その騒がしさの中で、教皇はただぽつりと呟いた。
「……子育てとは、かくも過酷な試練だったか……」
濡れた顔を布で押さえながら、教皇は心底疲れたようなため息をついた。
ミルクで満足そうなヴェルディアンと、水魔法で教皇を濡らしてしまい、しょんぼり中のクラウディス。

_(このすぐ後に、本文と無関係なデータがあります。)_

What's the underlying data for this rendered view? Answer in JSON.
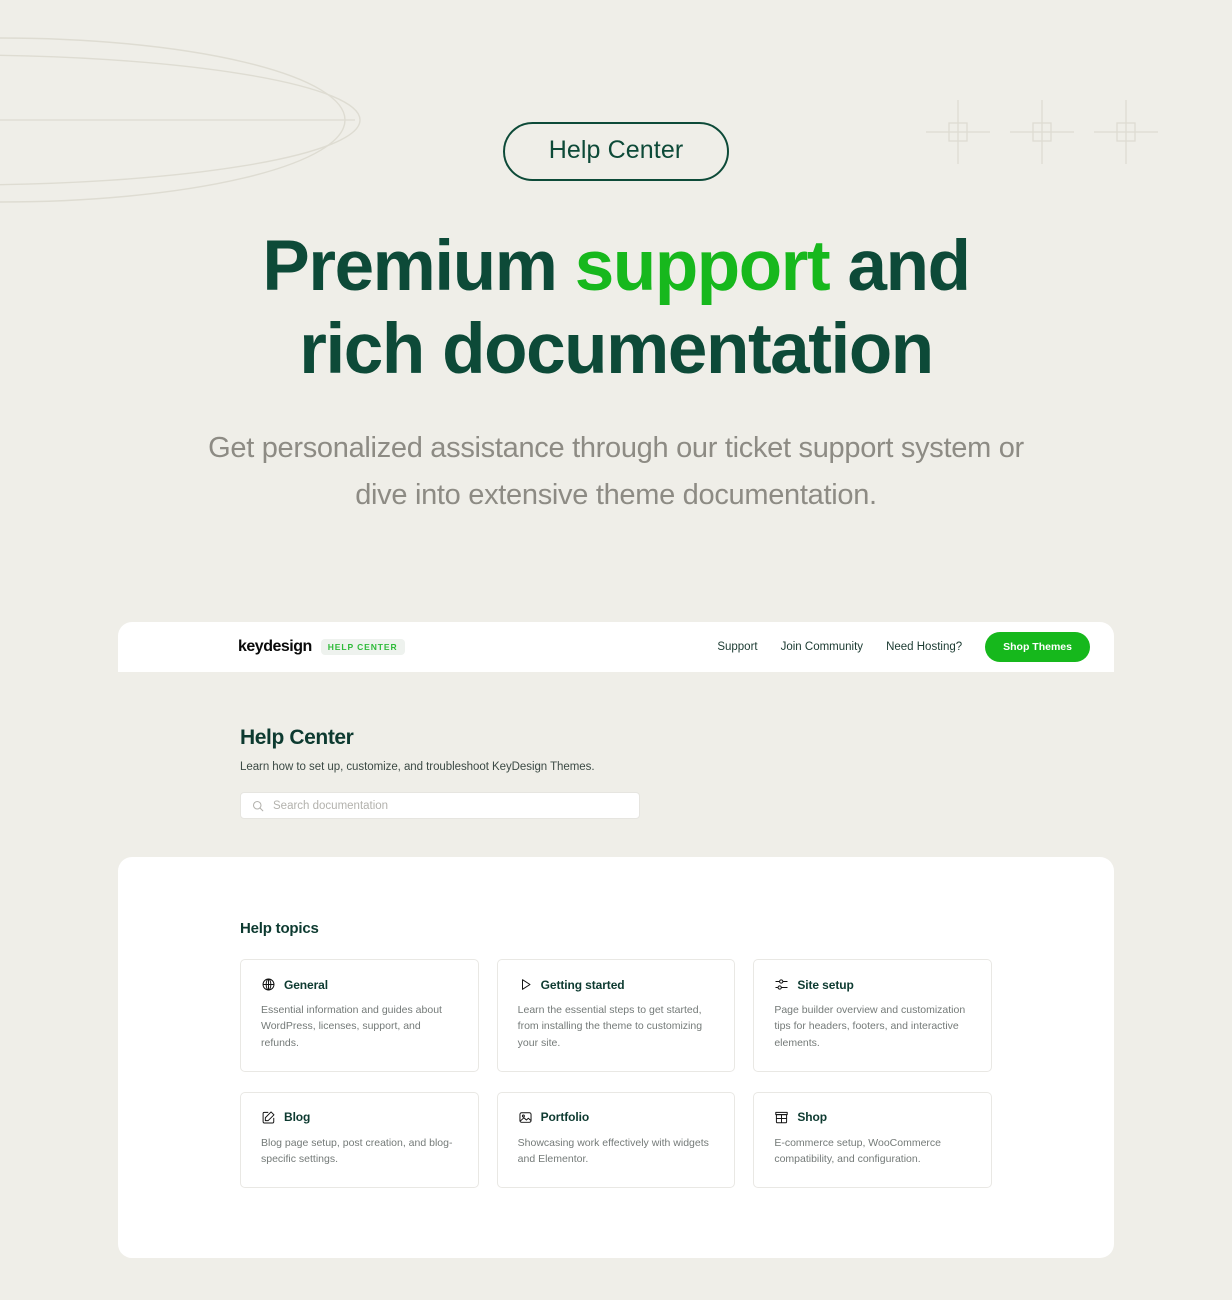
{
  "hero": {
    "badge": "Help Center",
    "title_part1": "Premium ",
    "title_accent": "support",
    "title_part2": " and",
    "title_line2": "rich documentation",
    "subtitle": "Get personalized assistance through our ticket support system or dive into extensive theme documentation.",
    "accent_color": "#17b81d",
    "text_color": "#0d4a38",
    "subtitle_color": "#8d8b84",
    "background_color": "#efeee8"
  },
  "navbar": {
    "brand": "keydesign",
    "brand_badge": "HELP CENTER",
    "links": [
      {
        "label": "Support"
      },
      {
        "label": "Join Community"
      },
      {
        "label": "Need Hosting?"
      }
    ],
    "cta_label": "Shop Themes",
    "cta_color": "#16b81c"
  },
  "help_center": {
    "title": "Help Center",
    "description": "Learn how to set up, customize, and troubleshoot KeyDesign Themes.",
    "search_placeholder": "Search documentation",
    "search_value": "",
    "search_icon": "search-icon"
  },
  "topics": {
    "title": "Help topics",
    "cards": [
      {
        "icon": "globe-icon",
        "title": "General",
        "desc": "Essential information and guides about WordPress, licenses, support, and refunds."
      },
      {
        "icon": "play-icon",
        "title": "Getting started",
        "desc": "Learn the essential steps to get started, from installing the theme to customizing your site."
      },
      {
        "icon": "sliders-icon",
        "title": "Site setup",
        "desc": "Page builder overview and customization tips for headers, footers, and interactive elements."
      },
      {
        "icon": "pencil-square-icon",
        "title": "Blog",
        "desc": "Blog page setup, post creation, and blog-specific settings."
      },
      {
        "icon": "image-icon",
        "title": "Portfolio",
        "desc": "Showcasing work effectively with widgets and Elementor."
      },
      {
        "icon": "store-icon",
        "title": "Shop",
        "desc": "E-commerce setup, WooCommerce compatibility, and configuration."
      }
    ]
  }
}
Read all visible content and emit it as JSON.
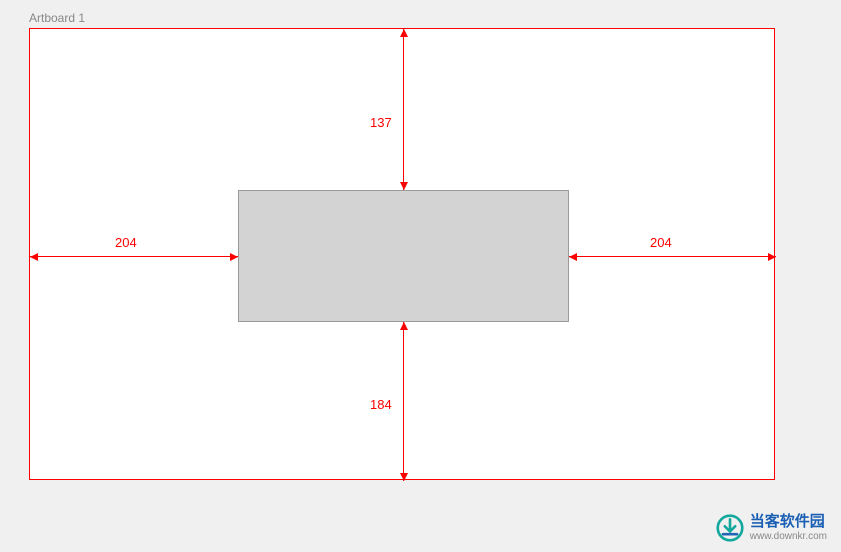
{
  "artboard": {
    "label": "Artboard 1"
  },
  "measurements": {
    "top": "137",
    "bottom": "184",
    "left": "204",
    "right": "204"
  },
  "watermark": {
    "title": "当客软件园",
    "url": "www.downkr.com"
  }
}
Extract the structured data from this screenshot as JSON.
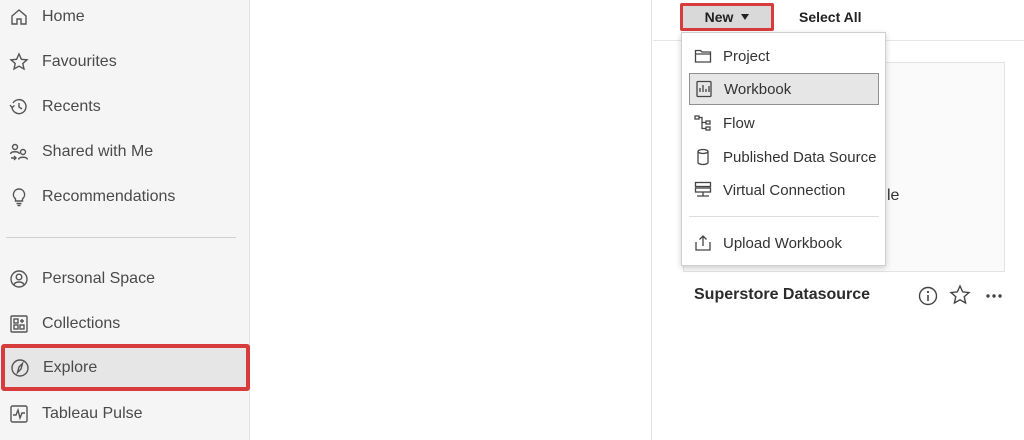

ふたりの子どもに囲まれながら、教皇はしみじみと己の立場を思い返していた。
(私は……教皇だったはずだ……)
だがその思考を遮るように、コツ、コツ、と品のあるノック音が部屋に響いた。
「失礼します」
開いた扉の先から、ひときわ異質な気配が流れ込んできた。
入ってきたのは──まるで氷の精霊が人の姿を取ったような存在だった。
酸素さえ凍らせそうな銀色の長い髪が、光を受けて静かに輝き、
その瞳は冷ややかで深い青。
どちらともつかない整いすぎた顔立ちは、見る者の呼吸を止めさせるほど美しい。
その佇まいは“性別”という枠組みすら超越していた。
一瞬、部屋の空気が凍りついたような沈黙が流れる。
「べりるーーーっ!!」
その張りつめた空気を打ち破ったのは、クラウディスの歓喜の声だった。
ぱたぱたと駆け寄ったかと思えば、そのまま勢いよくその人物──ベリルコートの脚に飛びつく。
ベリルは一瞬目を細めたあと、静かに微笑んだ。
「お久しぶりです。……ずいぶん、綺麗に発音できるようになっていますね」
その言葉に、クラウディスは胸を張って「べーりるっ!」と再び呼んでみせた。
教皇はしばし呆然とその光景を見ていたが、やがてベリルがこちらに向き直る。
「教皇様──」
柔らかい、けれど芯の通った貴族らしい所作で、深く一礼をして続ける。
「ベリルコート・アイスベルルクと申します。ディーズベルダより、教皇様に協力するよう命を賜り、参上いたしました」
その言葉には、一点の曇りもない。完璧な礼節と品格に、教皇も背筋を正す。
「これは……ご丁寧にどうも」
だが──次の瞬間、思わず口から出てしまった。
「……えー……っと、失礼ですが……」
ベリルの整いすぎた顔を見つめながら、教皇は真顔で尋ねた。
「男性ですか? 女性ですか?」
部屋の空気が一瞬だけ固まった。
侍女たちがわずかに息を呑む中──
ベリルは何の表情も変えず、静かに応えた。
「アイスベルルク侯爵家の“次男”です」
その一言で、張りつめていた空気がわずかに和らぐ。
──しかし。
「あぁ……あなたが」
教皇が、ふっと微笑みながら言葉を継いだ。
「私の“番”になる方、ですか」
「………………はい?」
ベリルコートの眉が、かすかに動いた。
反応が追いつかない、とでも言うように、目だけがわずかに見開かれている。
「べりる! ままっ!」
その瞬間、クラウディスの元気な声が響いた。
腕を広げて飛びついてきた幼子に、ベリルは咄嗟に抱きとめる。
──だが、その言葉は決定打だった。
「…………………僕が……“まま”? ………………え?」
完全に硬直。
銀色の睫毛が一瞬揺れ、青い瞳がまばたきもせず宙を彷徨う。
その様子を見かねたように、教皇は小さく咳払いをひとつ。
軽く手を振ると、部屋の隅にいた侍女たちは心得たように静かに下がっていく。
扉が閉まり、静けさが戻ったところで──
教皇は、にこりともせず淡々と語り出した。
「実は……子どもが欲しかったのです」
「………………はい?」
「いえ、私自身に、という意味で」
ベリルコートは、ぴたりと動きを止めた。
その眉が、わずかにぴくりと跳ね上がる。